2014年3月12日星期三

Modest solar growth forecast for Asia-Pacific region by 2015


Research and consulting firm GlobalData has published a new report that suggests PV module growth in the Asia-Pacific (APAC) region is likely to enjoy a modest performance over the coming year.
The report estimates a Compound Annual Growth Rate (CAGR) of 7.9%, rising in revenue from $6.7 billion in 2012 to $8.6 billion by 2015.
However, APAC’s solar installation growth will increase at a far greater rate, finds GlobalData's report, which anticipating a CAGR increase of 18.6% per year, rising from 19.6 GW cumulative installed capacity in 2012 to 420.6 GW by 2030. Last year, the twin market leaders of Japan and China accounted for 77% of all installations in APAC's solar PV industry – a share that will fall slightly but still be dominant in the coming years.
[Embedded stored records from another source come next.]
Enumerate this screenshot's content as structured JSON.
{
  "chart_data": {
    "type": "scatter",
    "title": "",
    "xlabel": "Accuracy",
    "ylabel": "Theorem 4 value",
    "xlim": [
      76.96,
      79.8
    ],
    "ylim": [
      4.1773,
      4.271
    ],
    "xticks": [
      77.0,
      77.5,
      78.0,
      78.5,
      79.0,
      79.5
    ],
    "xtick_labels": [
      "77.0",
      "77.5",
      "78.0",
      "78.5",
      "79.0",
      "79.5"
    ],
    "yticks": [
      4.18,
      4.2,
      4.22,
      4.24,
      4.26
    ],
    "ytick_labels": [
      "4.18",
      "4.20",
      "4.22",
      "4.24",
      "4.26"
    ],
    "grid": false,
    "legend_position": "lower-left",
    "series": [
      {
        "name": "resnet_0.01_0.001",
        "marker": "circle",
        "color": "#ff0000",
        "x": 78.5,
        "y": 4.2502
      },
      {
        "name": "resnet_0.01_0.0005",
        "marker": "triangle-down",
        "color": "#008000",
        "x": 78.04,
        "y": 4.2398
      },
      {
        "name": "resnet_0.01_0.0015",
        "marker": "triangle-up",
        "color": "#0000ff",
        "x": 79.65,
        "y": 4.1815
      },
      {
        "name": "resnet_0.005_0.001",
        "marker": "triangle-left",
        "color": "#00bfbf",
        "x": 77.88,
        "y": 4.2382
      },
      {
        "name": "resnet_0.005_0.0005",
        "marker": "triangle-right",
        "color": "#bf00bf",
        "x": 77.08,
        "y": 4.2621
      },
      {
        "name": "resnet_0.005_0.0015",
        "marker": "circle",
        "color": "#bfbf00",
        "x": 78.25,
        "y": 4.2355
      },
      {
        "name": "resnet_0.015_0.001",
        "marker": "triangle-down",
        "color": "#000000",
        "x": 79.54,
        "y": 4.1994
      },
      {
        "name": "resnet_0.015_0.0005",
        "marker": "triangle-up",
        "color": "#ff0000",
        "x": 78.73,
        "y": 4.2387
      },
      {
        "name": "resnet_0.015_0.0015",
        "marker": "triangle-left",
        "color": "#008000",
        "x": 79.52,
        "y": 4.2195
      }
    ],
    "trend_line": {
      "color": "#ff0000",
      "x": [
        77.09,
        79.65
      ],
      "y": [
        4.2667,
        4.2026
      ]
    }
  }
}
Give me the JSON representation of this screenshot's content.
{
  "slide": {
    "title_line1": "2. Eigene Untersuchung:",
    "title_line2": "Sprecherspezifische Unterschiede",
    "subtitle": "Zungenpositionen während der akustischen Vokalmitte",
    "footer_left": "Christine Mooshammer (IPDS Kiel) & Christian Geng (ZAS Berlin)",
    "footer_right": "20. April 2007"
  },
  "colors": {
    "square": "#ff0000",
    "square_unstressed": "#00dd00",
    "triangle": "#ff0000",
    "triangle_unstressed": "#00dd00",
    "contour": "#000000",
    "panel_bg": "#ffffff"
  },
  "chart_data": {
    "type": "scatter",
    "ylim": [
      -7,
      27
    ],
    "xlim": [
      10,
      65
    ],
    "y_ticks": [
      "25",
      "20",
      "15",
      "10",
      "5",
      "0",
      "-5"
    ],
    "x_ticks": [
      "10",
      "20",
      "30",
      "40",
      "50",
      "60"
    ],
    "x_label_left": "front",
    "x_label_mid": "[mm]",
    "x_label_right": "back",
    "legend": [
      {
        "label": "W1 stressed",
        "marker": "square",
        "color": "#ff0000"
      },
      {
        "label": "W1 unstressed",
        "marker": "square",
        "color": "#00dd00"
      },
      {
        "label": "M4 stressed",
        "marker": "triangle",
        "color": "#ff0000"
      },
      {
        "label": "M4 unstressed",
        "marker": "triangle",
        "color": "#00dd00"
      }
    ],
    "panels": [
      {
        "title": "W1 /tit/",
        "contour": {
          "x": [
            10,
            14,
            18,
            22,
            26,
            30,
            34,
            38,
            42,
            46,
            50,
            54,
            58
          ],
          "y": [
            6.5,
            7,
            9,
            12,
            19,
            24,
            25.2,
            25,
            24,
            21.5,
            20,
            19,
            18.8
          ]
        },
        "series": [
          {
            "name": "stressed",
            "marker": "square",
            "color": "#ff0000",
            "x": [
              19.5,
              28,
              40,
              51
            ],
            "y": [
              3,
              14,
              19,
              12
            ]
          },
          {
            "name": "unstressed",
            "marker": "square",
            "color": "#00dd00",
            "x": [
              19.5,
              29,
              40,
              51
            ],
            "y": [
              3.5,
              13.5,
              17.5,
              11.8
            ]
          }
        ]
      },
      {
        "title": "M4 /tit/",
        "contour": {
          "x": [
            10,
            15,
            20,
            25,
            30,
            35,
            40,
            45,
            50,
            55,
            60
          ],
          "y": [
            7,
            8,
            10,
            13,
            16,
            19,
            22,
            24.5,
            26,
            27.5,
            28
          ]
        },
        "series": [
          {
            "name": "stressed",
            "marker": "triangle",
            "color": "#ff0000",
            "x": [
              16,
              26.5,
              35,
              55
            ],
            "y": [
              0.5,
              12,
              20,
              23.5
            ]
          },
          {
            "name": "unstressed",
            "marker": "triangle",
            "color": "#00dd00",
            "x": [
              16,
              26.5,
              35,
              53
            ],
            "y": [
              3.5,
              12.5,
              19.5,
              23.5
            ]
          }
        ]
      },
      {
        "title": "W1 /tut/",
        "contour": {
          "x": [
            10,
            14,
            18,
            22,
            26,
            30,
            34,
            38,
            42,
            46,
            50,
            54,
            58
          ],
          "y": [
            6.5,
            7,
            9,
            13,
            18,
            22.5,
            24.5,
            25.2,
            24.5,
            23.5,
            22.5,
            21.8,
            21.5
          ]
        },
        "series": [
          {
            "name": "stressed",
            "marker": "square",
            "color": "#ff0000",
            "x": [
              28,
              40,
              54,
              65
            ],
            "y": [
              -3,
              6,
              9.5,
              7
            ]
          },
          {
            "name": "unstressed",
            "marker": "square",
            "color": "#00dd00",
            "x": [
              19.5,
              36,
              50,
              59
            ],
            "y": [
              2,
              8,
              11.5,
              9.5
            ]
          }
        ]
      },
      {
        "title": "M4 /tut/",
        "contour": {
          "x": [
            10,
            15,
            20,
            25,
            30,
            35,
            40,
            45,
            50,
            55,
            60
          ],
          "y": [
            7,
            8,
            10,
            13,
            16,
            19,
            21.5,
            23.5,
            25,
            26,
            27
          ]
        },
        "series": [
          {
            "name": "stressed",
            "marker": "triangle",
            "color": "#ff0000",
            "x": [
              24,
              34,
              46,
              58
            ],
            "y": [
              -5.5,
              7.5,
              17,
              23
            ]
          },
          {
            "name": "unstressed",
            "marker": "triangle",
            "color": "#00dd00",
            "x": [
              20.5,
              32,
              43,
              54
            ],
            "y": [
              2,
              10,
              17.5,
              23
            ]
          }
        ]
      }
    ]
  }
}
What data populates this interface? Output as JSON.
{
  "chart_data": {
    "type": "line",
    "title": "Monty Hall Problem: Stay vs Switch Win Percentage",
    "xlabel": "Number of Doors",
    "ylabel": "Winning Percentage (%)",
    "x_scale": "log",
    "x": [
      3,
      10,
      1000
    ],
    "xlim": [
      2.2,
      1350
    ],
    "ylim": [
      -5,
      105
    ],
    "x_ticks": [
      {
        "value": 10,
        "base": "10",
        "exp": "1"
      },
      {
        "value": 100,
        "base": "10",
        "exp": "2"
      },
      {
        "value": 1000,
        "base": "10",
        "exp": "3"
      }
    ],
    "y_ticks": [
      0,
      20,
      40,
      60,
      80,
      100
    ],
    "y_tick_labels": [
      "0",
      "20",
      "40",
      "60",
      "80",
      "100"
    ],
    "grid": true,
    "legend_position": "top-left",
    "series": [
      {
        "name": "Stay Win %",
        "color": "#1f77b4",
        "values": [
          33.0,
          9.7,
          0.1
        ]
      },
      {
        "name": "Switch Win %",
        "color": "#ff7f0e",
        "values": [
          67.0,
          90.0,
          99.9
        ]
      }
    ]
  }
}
"Governments in the region are promoting solar PV through long-term policies, financial incentives, subsidies and tax benefits," said GlobalData’s senior analyst covering Alternative Energy, Prasad Tanikella. "The strong commitment from APAC’s countries towards the development of solar energy has led to many research and development initiatives and increased solar power plant installations, which will drive future market growth."
The APAC region already boasts three of the world’s leading manufacturing nations for solar energy systems – China, Japan and Taiwan, with Tanikella confident that continued favorable conditions in the region will contribute to a thriving manufacturing industry for years to come.
"Domestically available polysilicon, a favorable regulatory environment and an easily available and inexpensive labor force has allowed APAC companies, such as Yingli Green Energy, Canadian Solar Inc., Trina Solar, LDK Solar and Suntech Power Holdings Co., to lead solar module production with annual capacities of over 1,000 MWeach," concluded the analyst.